ECLI:NL:HR:2002:ZC8134
Hoge Raad
- Cassatie
- E. Korthals Altes
- L. Monné
- P.J. van Amersfoort
- J.W. van den Berge
- A.R. Leemreis
- Rechtspraak.nl
Cassatie over de heffingsrente bij uitstel van betaling in de inkomstenbelasting
In deze zaak gaat het om een beroep in cassatie van belanghebbende X te Z tegen een uitspraak van het Gerechtshof te 's-Hertogenbosch van 28 januari 2000, betreffende een aanslag in de inkomstenbelasting/premie volksverzekeringen voor het jaar 1993. De aanslag was opgelegd naar een belastbaar inkomen van ƒ 14.656 en werd na bezwaar door de Inspecteur gehandhaafd. Het Hof bevestigde deze uitspraak, waarna belanghebbende cassatie instelde. De Staatssecretaris van Financiën diende een verweerschrift in, en de Advocaat-Generaal J.W. Ilsink concludeerde tot ongegrondverklaring van het beroep in cassatie.

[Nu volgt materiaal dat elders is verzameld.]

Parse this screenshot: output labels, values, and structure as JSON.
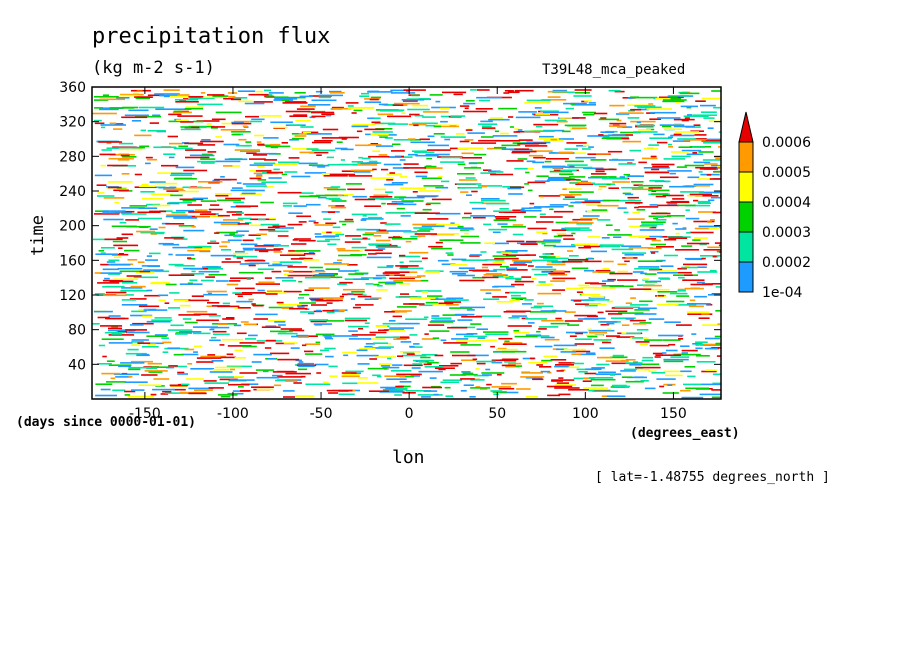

De Hoge Raad beoordeelt de klachten van belanghebbende, waarbij het gaat om de vraag of de heffingsrente, die in rekening was gebracht bij de aanslag, rentedragend is geworden na het verlenen van uitstel van betaling. De Hoge Raad stelt vast dat, op grond van de Invorderingswet 1990, bij overschrijding van de betalingstermijn invorderingsrente in rekening wordt gebracht. De Hoge Raad oordeelt dat de heffingsrente ten tijde van het verlenen van uitstel van betaling nog niet vaststond, omdat belanghebbende tijdig een rechtsmiddel had aangewend. Hierdoor kon de heffingsrente niet als rentedragend worden beschouwd.
De Hoge Raad verklaart het beroep ongegrond en oordeelt dat de klachten van belanghebbende niet tot cassatie kunnen leiden. Dit arrest is gewezen door de vice-president E. Korthals Altes als voorzitter, en de raadsheren L. Monné, P.J. van Amersfoort, J.W. van den Berge en A.R. Leemreis, in tegenwoordigheid van de waarnemend griffier A.I. Boussak-Leeksma, en in het openbaar uitgesproken op 1 februari 2002.